When Treasury determines that an application is approved, it will send a notice to the applicant. The notice informs the applicant that the payment will be made and incorporates the information contained in the applicant’s completed application form and the Terms and Conditions. Treasury makes payment to the applicant no later than five days from the date of the notice. In cases where an applicant has not submitted sufficient information upon which a determination can be based, the applicant will be so notified and given 21 days from the date of the notice to submit additional information. If additional information is not received within the 21 day period, the application will be denied.

Qualifying Basis

When Treasury determines that the application does not qualify for payment, the applicant will be so notified. Such notification will include the reasons for the determination and will be considered the final agency action on the application.
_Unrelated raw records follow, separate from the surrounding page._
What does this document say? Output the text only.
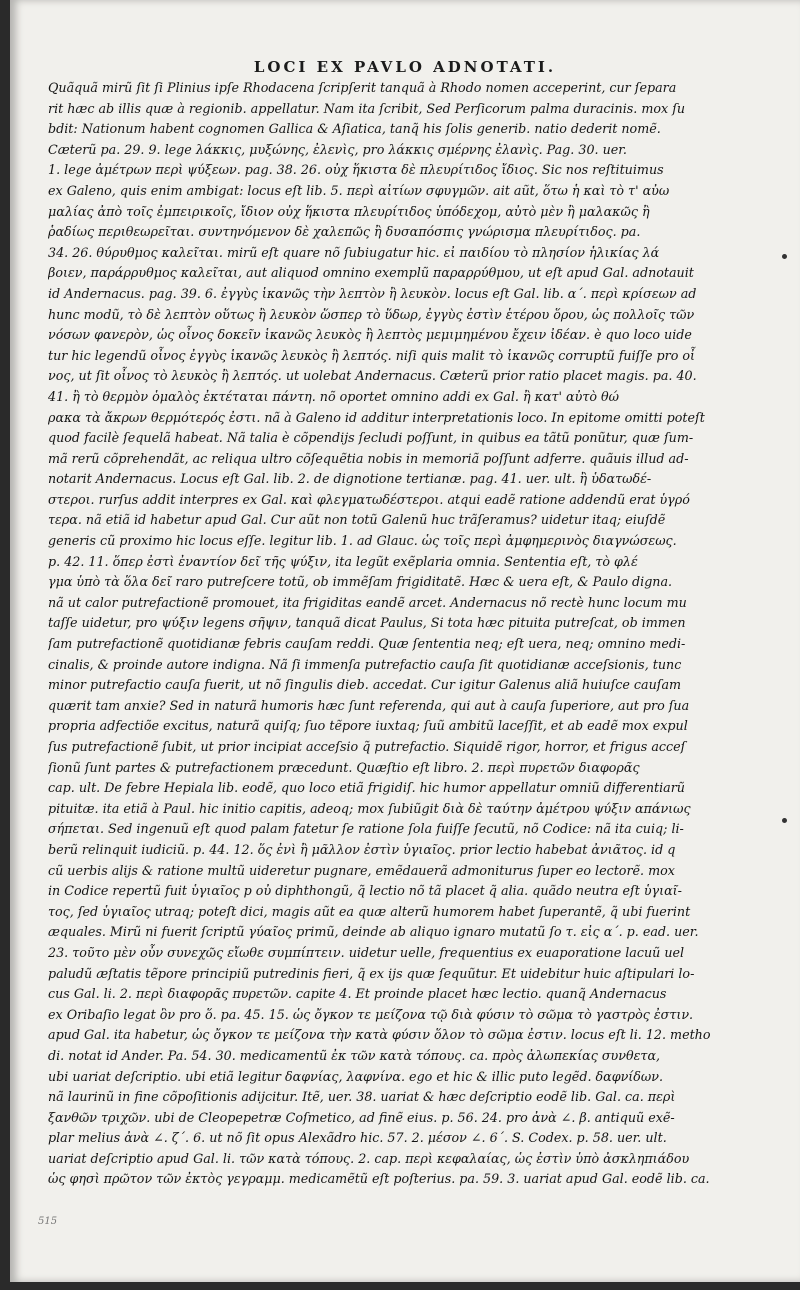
LOCI EX PAVLO ADNOTATI.
Quãquã mirũ ſit ſi Plinius ipſe Rhodacena ſcripſerit tanquã à Rhodo nomen acceperint, cur ſepara
rit hæc ab illis quæ à regionib. appellatur. Nam ita ſcribit, Sed Perſicorum palma duracinis. mox ſu
bdit: Nationum habent cognomen Gallica & Aſiatica, tanq̃ his ſolis generib. natio dederit nomẽ.
Cæterũ pa. 29. 9. lege λάκκις, μυξώνης, ἐλενὶς, pro λάκκις σμέρνης ἐλανὶς. Pag. 30. uer.
1. lege ἀμέτρων περὶ ψύξεων. pag. 38. 26. οὐχ ἥκιστα δὲ πλευρίτιδος ἴδιος. Sic nos reſtituimus
ex Galeno, quis enim ambigat: locus eſt lib. 5. περὶ αἰτίων σφυγμῶν. ait aũt, ὅτω ἡ καὶ τὸ τ' αὐω
μαλίας ἀπὸ τοῖς ἐμπειρικοῖς, ἴδιον οὐχ ἥκιστα πλευρίτιδος ὑπόδεχομ, αὐτὸ μὲν ἢ μαλακῶς ἢ
ῥαδίως περιθεωρεῖται. συντηνόμενον δὲ χαλεπῶς ἢ δυσαπόσπις γνώρισμα πλευρίτιδος. pa.
34. 26. θύρυθμος καλεῖται. mirũ eſt quare nõ ſubiugatur hic. εἰ παιδίου τὸ πλησίον ἡλικίας λά
βοιεν, παράρρυθμος καλεῖται, aut aliquod omnino exemplũ παραρρύθμου, ut eſt apud Gal. adnotauit
id Andernacus. pag. 39. 6. ἐγγὺς ἱκανῶς τὴν λεπτὸν ἢ λευκὸν. locus eſt Gal. lib. α΄. περὶ κρίσεων ad
hunc modũ, τὸ δὲ λεπτὸν οὕτως ἢ λευκὸν ὥσπερ τὸ ὕδωρ, ἐγγὺς ἐστὶν ἑτέρου ὅρου, ὡς πολλοῖς τῶν
νόσων φανερὸν, ὡς οἶνος δοκεῖν ἱκανῶς λευκὸς ἢ λεπτὸς μεμιμημένου ἔχειν ἰδέαν. è quo loco uide
tur hic legendũ οἶνος ἐγγὺς ἱκανῶς λευκὸς ἢ λεπτός. niſi quis malit τὸ ἱκανῶς corruptũ fuiſſe pro οἶ
νος, ut ſit οἶνος τὸ λευκὸς ἢ λεπτός. ut uolebat Andernacus. Cæterũ prior ratio placet magis. pa. 40.
41. ἢ τὸ θερμὸν ὁμαλὸς ἐκτέταται πάντη. nõ oportet omnino addi ex Gal. ἢ κατ' αὐτὸ θώ
ρακα τὰ ἄκρων θερμότερός ἐστι. nã à Galeno id additur interpretationis loco. In epitome omitti poteſt
quod facilè ſequelã habeat. Nã talia è cõpendijs ſecludi poſſunt, in quibus ea tãtũ ponũtur, quæ ſum-
mã rerũ cõprehendãt, ac reliqua ultro cõſequẽtia nobis in memoriã poſſunt adferre. quãuis illud ad-
notarit Andernacus. Locus eſt Gal. lib. 2. de dignotione tertianæ. pag. 41. uer. ult. ἢ ὑδατωδέ-
στεροι. rurſus addit interpres ex Gal. καὶ φλεγματωδέστεροι. atqui eadẽ ratione addendũ erat ὑγρό
τερα. nã etiã id habetur apud Gal. Cur aũt non totũ Galenũ huc trãſeramus? uidetur itaq; eiuſdẽ
generis cũ proximo hic locus eſſe. legitur lib. 1. ad Glauc. ὡς τοῖς περὶ ἀμφημερινὸς διαγνώσεως.
p. 42. 11. ὅπερ ἐστὶ ἐναντίον δεῖ τῆς ψύξιν, ita legũt exẽplaria omnia. Sententia eſt, τὸ φλέ
γμα ὑπὸ τὰ ὅλα δεῖ raro putreſcere totũ, ob immẽſam frigiditatẽ. Hæc & uera eſt, & Paulo digna.
nã ut calor putrefactionẽ promouet, ita frigiditas eandẽ arcet. Andernacus nõ rectè hunc locum mu
taſſe uidetur, pro ψύξιν legens σῆψιν, tanquã dicat Paulus, Si tota hæc pituita putreſcat, ob immen
ſam putrefactionẽ quotidianæ febris cauſam reddi. Quæ ſententia neq; eſt uera, neq; omnino medi-
cinalis, & proinde autore indigna. Nã ſi immenſa putrefactio cauſa ſit quotidianæ acceſsionis, tunc
minor putrefactio cauſa fuerit, ut nõ ſingulis dieb. accedat. Cur igitur Galenus aliã huiuſce cauſam
quærit tam anxie? Sed in naturã humoris hæc ſunt referenda, qui aut à cauſa ſuperiore, aut pro ſua
propria adfectiõe excitus, naturã quiſq; ſuo tẽpore iuxtaq; ſuũ ambitũ laceſſit, et ab eadẽ mox expul
ſus putrefactionẽ ſubit, ut prior incipiat acceſsio q̃ putrefactio. Siquidẽ rigor, horror, et frigus acceſ
ſionũ ſunt partes & putrefactionem præcedunt. Quæſtio eſt libro. 2. περὶ πυρετῶν διαφορᾶς
cap. ult. De febre Hepiala lib. eodẽ, quo loco etiã frigidiſ. hic humor appellatur omniũ differentiarũ
pituitæ. ita etiã à Paul. hic initio capitis, adeoq; mox ſubiũgit διὰ δὲ ταύτην ἀμέτρου ψύξιν απάνιως
σήπεται. Sed ingenuũ eſt quod palam fatetur ſe ratione ſola fuiſſe ſecutũ, nõ Codice: nã ita cuiq; li-
berũ relinquit iudiciũ. p. 44. 12. ὅς ἐνὶ ἢ μᾶλλον ἐστὶν ὑγιαῖος. prior lectio habebat ἀνιᾶτος. id q
cũ uerbis alijs & ratione multũ uideretur pugnare, emẽdauerã admoniturus ſuper eo lectorẽ. mox
in Codice repertũ fuit ὑγιαῖος p οὐ diphthongũ, q̃ lectio nõ tã placet q̃ alia. quãdo neutra eſt ὑγιαῖ-
τος, ſed ὑγιαῖος utraq; poteſt dici, magis aũt ea quæ alterũ humorem habet ſuperantẽ, q̃ ubi fuerint
æquales. Mirũ ni fuerit ſcriptũ γύαῖος primũ, deinde ab aliquo ignaro mutatũ ſo τ. εἰς α΄. p. ead. uer.
23. τοῦτο μὲν οὖν συνεχῶς εἴωθε συμπίπτειν. uidetur uelle, frequentius ex euaporatione lacuũ uel
paludũ æſtatis tẽpore principiũ putredinis fieri, q̃ ex ijs quæ ſequũtur. Et uidebitur huic aſtipulari lo-
cus Gal. li. 2. περὶ διαφορᾶς πυρετῶν. capite 4. Et proinde placet hæc lectio. quanq̃ Andernacus
ex Oribaſio legat ὃν pro ὅ. pa. 45. 15. ὡς ὄγκον τε μείζονα τῷ διὰ φύσιν τὸ σῶμα τὸ γαστρὸς ἐστιν.
apud Gal. ita habetur, ὡς ὄγκον τε μείζονα τὴν κατὰ φύσιν ὅλον τὸ σῶμα ἐστιν. locus eſt li. 12. metho
di. notat id Ander. Pa. 54. 30. medicamentũ ἐκ τῶν κατὰ τόπους. ca. πρὸς ἀλωπεκίας συνθετα,
ubi uariat deſcriptio. ubi etiã legitur δαφνίας, λαφνίνα. ego et hic & illic puto legẽd. δαφνίδων.
nã laurinũ in fine cõpoſitionis adijcitur. Itẽ, uer. 38. uariat & hæc deſcriptio eodẽ lib. Gal. ca. περὶ
ξανθῶν τριχῶν. ubi de Cleopepetræ Coſmetico, ad finẽ eius. p. 56. 24. pro ἀνὰ ∠. β. antiquũ exẽ-
plar melius ἀνὰ ∠. ζ΄. 6. ut nõ ſit opus Alexãdro hic. 57. 2. μέσον ∠. 6΄. S. Codex. p. 58. uer. ult.
uariat deſcriptio apud Gal. li. τῶν κατὰ τόπους. 2. cap. περὶ κεφαλαίας, ὡς ἐστὶν ὑπὸ ἀσκληπιάδου
ὡς φησὶ πρῶτον τῶν ἐκτὸς γεγραμμ. medicamẽtũ eſt poſterius. pa. 59. 3. uariat apud Gal. eodẽ lib. ca.
515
The guidance describes the types of property eligible for payments and costs included in basis. For properties with a cost basis in excess of $500,000, applicants will be required to back up cost data with an independent accountant’s certification.

The program guidance confirms the availability of the election for a lessor of property to pass through the payment to the lessee. The guidance also allows the lessee to claim the payment directly (without any election) in certain sale-leaseback transactions.
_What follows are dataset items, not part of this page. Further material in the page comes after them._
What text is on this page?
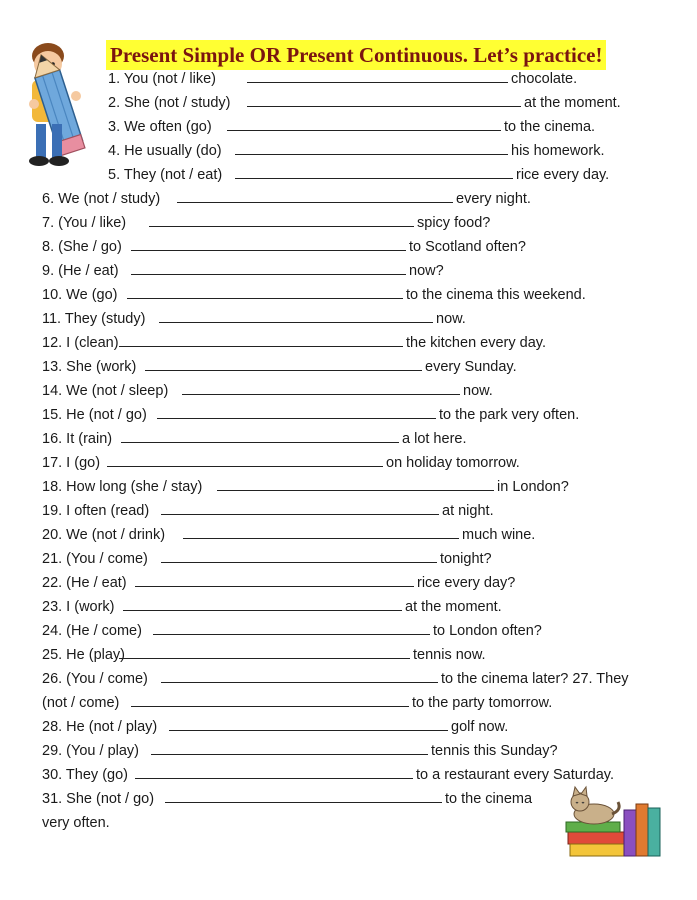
Present Simple OR Present Continuous. Let’s practice!
1. You (not / like)	chocolate.
2. She (not / study)	at the moment.
3. We often (go)	to the cinema.
4. He usually (do)	his homework.
5. They (not / eat)	rice every day.
6. We (not / study)	every night.
7. (You / like)	spicy food?
8. (She / go)	to Scotland often?
9. (He / eat)	now?
10. We (go)	to the cinema this weekend.
11. They (study)	now.
12. I (clean)	the kitchen every day.
13. She (work)	every Sunday.
14. We (not / sleep)	now.
15. He (not / go)	to the park very often.
16. It (rain)	a lot here.
17. I (go)	on holiday tomorrow.
18. How long (she / stay)	in London?
19. I often (read)	at night.
20. We (not / drink)	much wine.
21. (You / come)	tonight?
22. (He / eat)	rice every day?
23. I (work)	at the moment.
24. (He / come)	to London often?
25. He (play)	tennis now.
26. (You / come)	to the cinema later? 27. They
(not / come)	to the party tomorrow.
28. He (not / play)	golf now.
29. (You / play)	tennis this Sunday?
30. They (go)	to a restaurant every Saturday.
31. She (not / go)	to the cinema
very often.
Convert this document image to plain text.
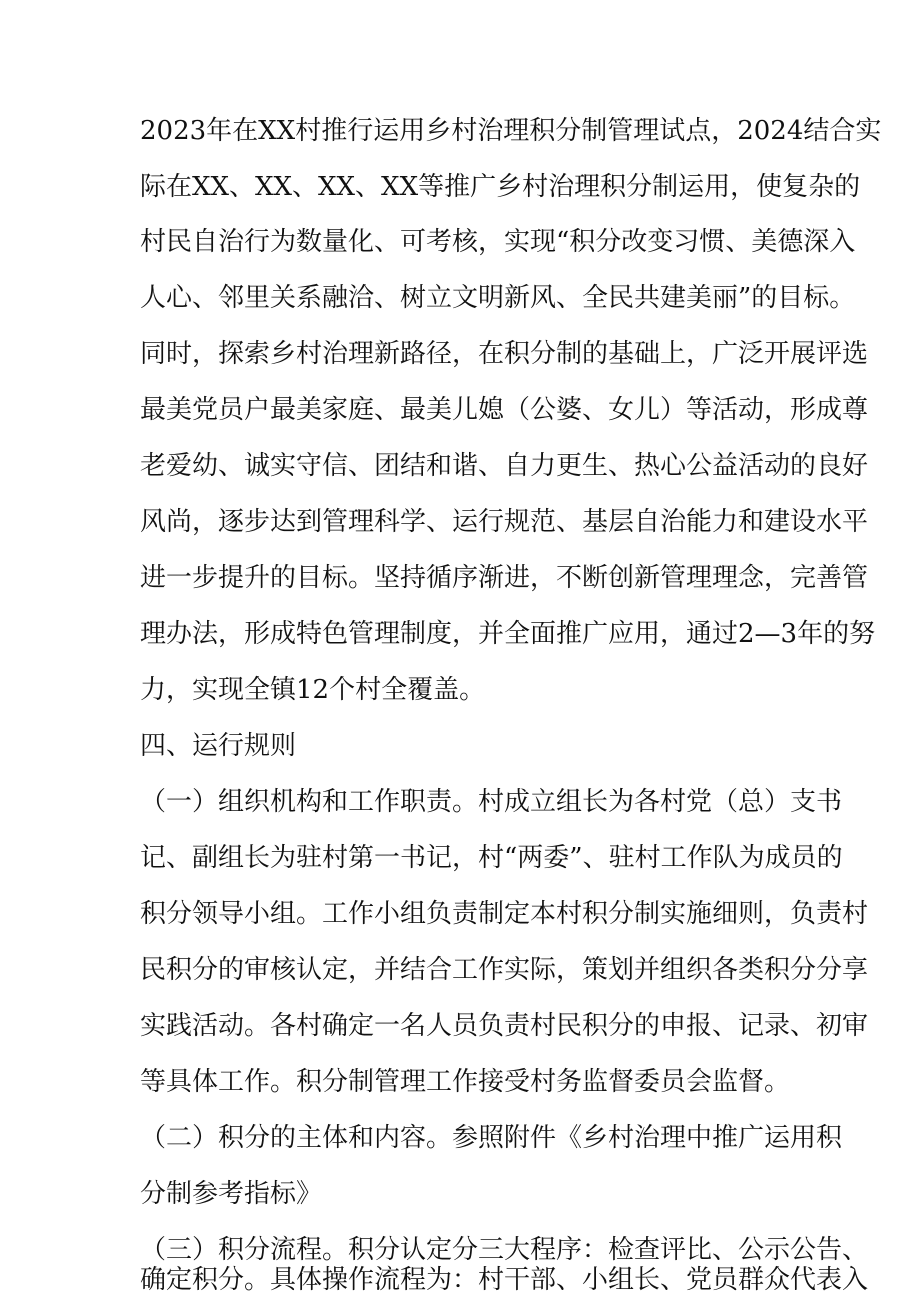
2023年在XX村推行运用乡村治理积分制管理试点，2024结合实

际在XX、XX、XX、XX等推广乡村治理积分制运用，使复杂的

村民自治行为数量化、可考核，实现“积分改变习惯、美德深入

人心、邻里关系融洽、树立文明新风、全民共建美丽”的目标。

同时，探索乡村治理新路径，在积分制的基础上，广泛开展评选

最美党员户最美家庭、最美儿媳（公婆、女儿）等活动，形成尊

老爱幼、诚实守信、团结和谐、自力更生、热心公益活动的良好

风尚，逐步达到管理科学、运行规范、基层自治能力和建设水平

进一步提升的目标。坚持循序渐进，不断创新管理理念，完善管

理办法，形成特色管理制度，并全面推广应用，通过2—3年的努

力，实现全镇12个村全覆盖。

四、运行规则

（一）组织机构和工作职责。村成立组长为各村党（总）支书

记、副组长为驻村第一书记，村“两委”、驻村工作队为成员的

积分领导小组。工作小组负责制定本村积分制实施细则，负责村

民积分的审核认定，并结合工作实际，策划并组织各类积分分享

实践活动。各村确定一名人员负责村民积分的申报、记录、初审

等具体工作。积分制管理工作接受村务监督委员会监督。

（二）积分的主体和内容。参照附件《乡村治理中推广运用积

分制参考指标》

（三）积分流程。积分认定分三大程序：检查评比、公示公告、

确定积分。具体操作流程为：村干部、小组长、党员群众代表入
Disqualified Persons and Recapture

Certain persons (“disqualified persons”) are not eligible to receive payments. These include:

  • any Federal, state or local government, including any political subdivision, agency or instrumentality thereof
  • any charitable organization that is described in Code section 501(c)
  • cooperative electric companies or
  • any partnership or other pass-thru entity, any direct or indirect partner of which is an organization or entity described above unless this person only owns an indirect interest in the applicant through a taxable C corporation.

Under the recapture provisions, certain dispositions cause a recapture of (and an obligation to repay) the payment. These “disqualifying events” include any sale to a disqualified person of any interest in the property, the applicant, or in any partnership or pass-thru entity that owns an interest in the applicant. Selling or otherwise disposing of the property to an entity other than a disqualified person generally does not result in recapture.

Miscellaneous Rules

Receipt of a grant under this program does not make the property subject to the requirements of NEPA and similar laws or to the requirements of the Davis-Bacon Act.

In general, the grant is not includible in the gross income of the applicant. The depreciable basis of the property is reduced by an amount equal to 50 percent of the grant.

Payments received under the section 1603 program must be normalized by regulated utilities.

Copies of the Program Guidance, the Terms and Conditions and of the draft application can be found at http://www.treasury.gov/recovery/1603.shtml

 

IRS Circular 230 disclosure: To ensure compliance with requirements imposed by the IRS, we inform you that any tax advice that may be contained in this communication (including any attachments) is not intended or written to be used, and cannot be used, for the purpose of (i) avoiding any penalties under the Internal Revenue Code or (ii) promoting, marketing or recommending to another party any transaction(s) or tax-related matter(s) that may be addressed herein.